La pandemia di Covid-19 ha imposto una profonda riorganizzazione di tutti i settori produttivi, incluso quello dei lavori pubblici. L’introduzione di rigidi protocolli sanitari per garantire la sicurezza nei cantieri ha sollevato una questione cruciale: chi deve sostenere i costi aggiuntivi per le nuove misure di protezione? Questo interrogativo ha creato notevoli criticità nella gestione dei contratti di appalto in corso, mettendo a rischio la continuità di opere essenziali per la collettività.
Le nuove misure di sicurezza nei cantieri
Per consentire la ripresa o la prosecuzione dei lavori in condizioni di sicurezza, sono stati siglati specifici protocolli tra le parti sociali e le istituzioni. Questi documenti hanno introdotto una serie di obblighi volti a contenere il contagio nei cantieri edili, che hanno comportato un inevitabile aumento dei cosiddetti oneri per la sicurezza. Le principali misure introdotte includevano:
- Fornitura costante di dispositivi di protezione individuale (DPI) come mascherine, guanti e gel igienizzanti.
- Sanificazione periodica e certificata degli ambienti di lavoro, delle attrezzature e dei mezzi d’opera.
- Riorganizzazione degli spazi, come mense e spogliatoi, per garantire il distanziamento fisico tra i lavoratori.
- Procedure specifiche per il controllo della temperatura all’ingresso, la gestione degli accessi di fornitori esterni e l’isolamento di eventuali casi sintomatici.
Questi adempimenti, essenziali per la tutela della salute, hanno rappresentato un costo significativo e imprevisto per le imprese esecutrici.
L’impatto economico sui contratti di appalto
Il problema principale è sorto per i contratti stipulati prima dello scoppio della pandemia. Le offerte economiche presentate dalle imprese non potevano, ovviamente, includere i costi legati a un’emergenza sanitaria di tale portata. Di conseguenza, le aziende si sono trovate di fronte a un dilemma: sostenere interamente i costi aggiuntivi, riducendo drasticamente i margini di profitto, oppure rischiare di bloccare i lavori, con conseguenti penali e contenziosi. La mancata adozione delle misure di sicurezza, d’altra parte, avrebbe esposto i datori di lavoro a gravi responsabilità, anche di natura penale.
Chi paga i costi aggiuntivi per la sicurezza?
La questione della copertura dei costi extra per la sicurezza anti-Covid ha richiesto un’attenta analisi normativa.
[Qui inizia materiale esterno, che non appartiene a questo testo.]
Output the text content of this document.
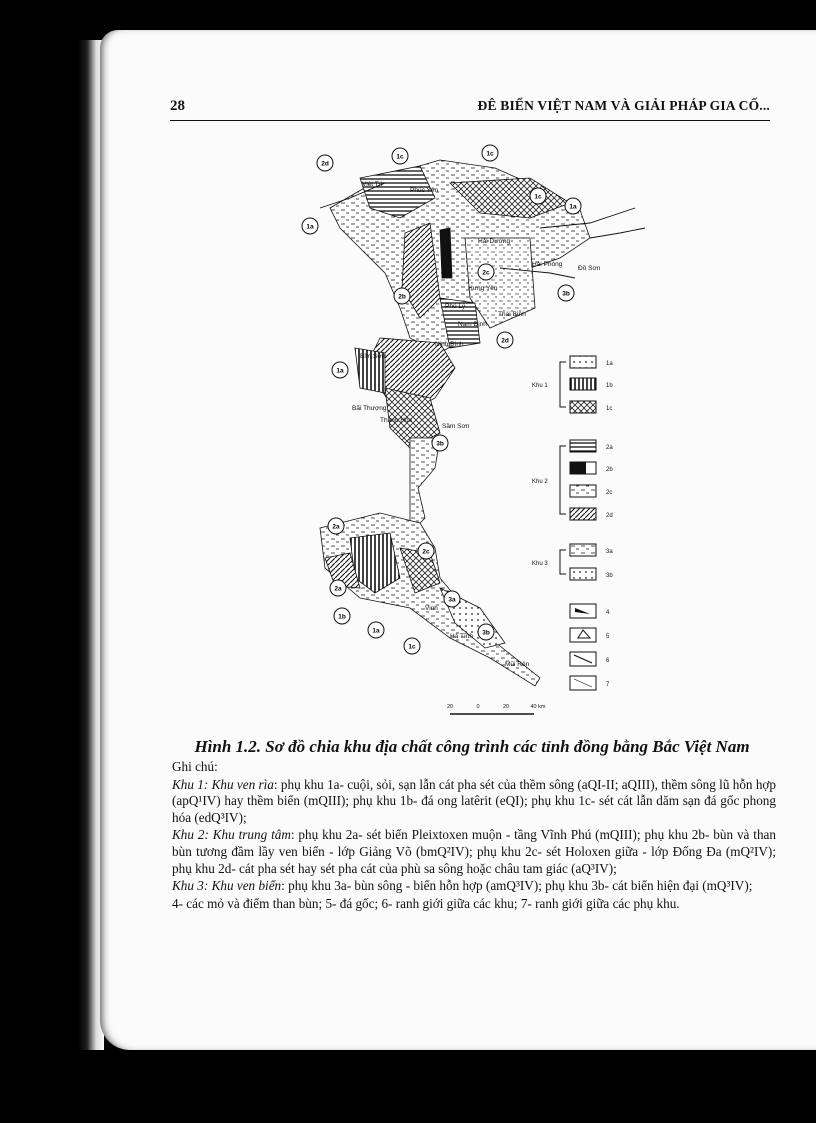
28	ĐÊ BIỂN VIỆT NAM VÀ GIẢI PHÁP GIA CỐ...
Việt Trì
Phúc Yên
Hải Dương
Hải Phòng
Đồ Sơn
Hưng Yên
Phủ Lý
Thái Bình
Nam Định
Ninh Bình
Bỉm Sơn
Bãi Thượng
Thanh Hóa
Sầm Sơn
Vinh
Hà Tĩnh
Mũi Rôn
2d
1c	1c
1c
1a
1a
2b
2c
3b
2d
1a
3b
2a
2c
2a
1b
3a
3b
1a
1c
1a
1b
1c
Khu 1
2a
2b
2c
2d
Khu 2
3a
3b
Khu 3
4
5
6
7
20	0	20	40 km
Hình 1.2. Sơ đồ chia khu địa chất công trình các tỉnh đồng bằng Bắc Việt Nam

Ghi chú:

Khu 1: Khu ven rìa: phụ khu 1a- cuội, sỏi, sạn lẫn cát pha sét của thềm sông (aQI-II; aQIII), thềm sông lũ hỗn hợp (apQ¹IV) hay thềm biển (mQIII); phụ khu 1b- đá ong latêrit (eQI); phụ khu 1c- sét cát lẫn dăm sạn đá gốc phong hóa (edQ³IV);

Khu 2: Khu trung tâm: phụ khu 2a- sét biển Pleixtoxen muộn - tầng Vĩnh Phú (mQIII); phụ khu 2b- bùn và than bùn tương đầm lầy ven biển - lớp Giảng Võ (bmQ²IV); phụ khu 2c- sét Holoxen giữa - lớp Đống Đa (mQ²IV); phụ khu 2d- cát pha sét hay sét pha cát của phù sa sông hoặc châu tam giác (aQ³IV);

Khu 3: Khu ven biển: phụ khu 3a- bùn sông - biển hỗn hợp (amQ³IV); phụ khu 3b- cát biển hiện đại (mQ³IV);

4- các mỏ và điểm than bùn; 5- đá gốc; 6- ranh giới giữa các khu; 7- ranh giới giữa các phụ khu.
La soluzione individuata si basa sul principio che gli oneri per la sicurezza non sono soggetti a ribasso d’asta e devono essere interamente riconosciuti all’impresa. Poiché le misure anti-contagio rientrano a pieno titolo in questa categoria, i costi relativi non potevano gravare sull’appaltatore.
La procedura corretta ha previsto i seguenti passaggi:
- Aggiornamento dei piani di sicurezza: Il Coordinatore per la Sicurezza in fase di Esecuzione (CSE) ha dovuto integrare il Piano di Sicurezza e Coordinamento (PSC) con le nuove misure anti-Covid.
- Stima dei costi: Sulla base del PSC aggiornato, sono stati quantificati i nuovi costi della sicurezza, attraverso analisi di mercato e computi metrici specifici.
- Riconoscimento da parte della stazione appaltante: Le stazioni appaltanti (enti pubblici committenti) sono state chiamate a coprire questi costi aggiuntivi, utilizzando le somme a disposizione nel quadro economico dell’opera, come quelle derivanti dai ribassi d’asta, o stanziando nuove risorse.
Conseguenze per i cittadini e il settore
La corretta gestione di questa problematica è stata fondamentale non solo per le imprese, ma per l’intera collettività. Un blocco generalizzato dei cantieri pubblici avrebbe significato ritardi nella realizzazione di infrastrutture strategiche come strade, scuole, ospedali e reti tecnologiche, con un impatto diretto sulla vita quotidiana dei cittadini. Assicurare la copertura dei costi per la sicurezza ha permesso di contemperare due esigenze primarie: la tutela della salute dei lavoratori e la prosecuzione di opere di pubblico interesse. La vicenda ha evidenziato la necessità di meccanismi contrattuali flessibili, in grado di adattarsi a eventi eccezionali e imprevedibili come una pandemia.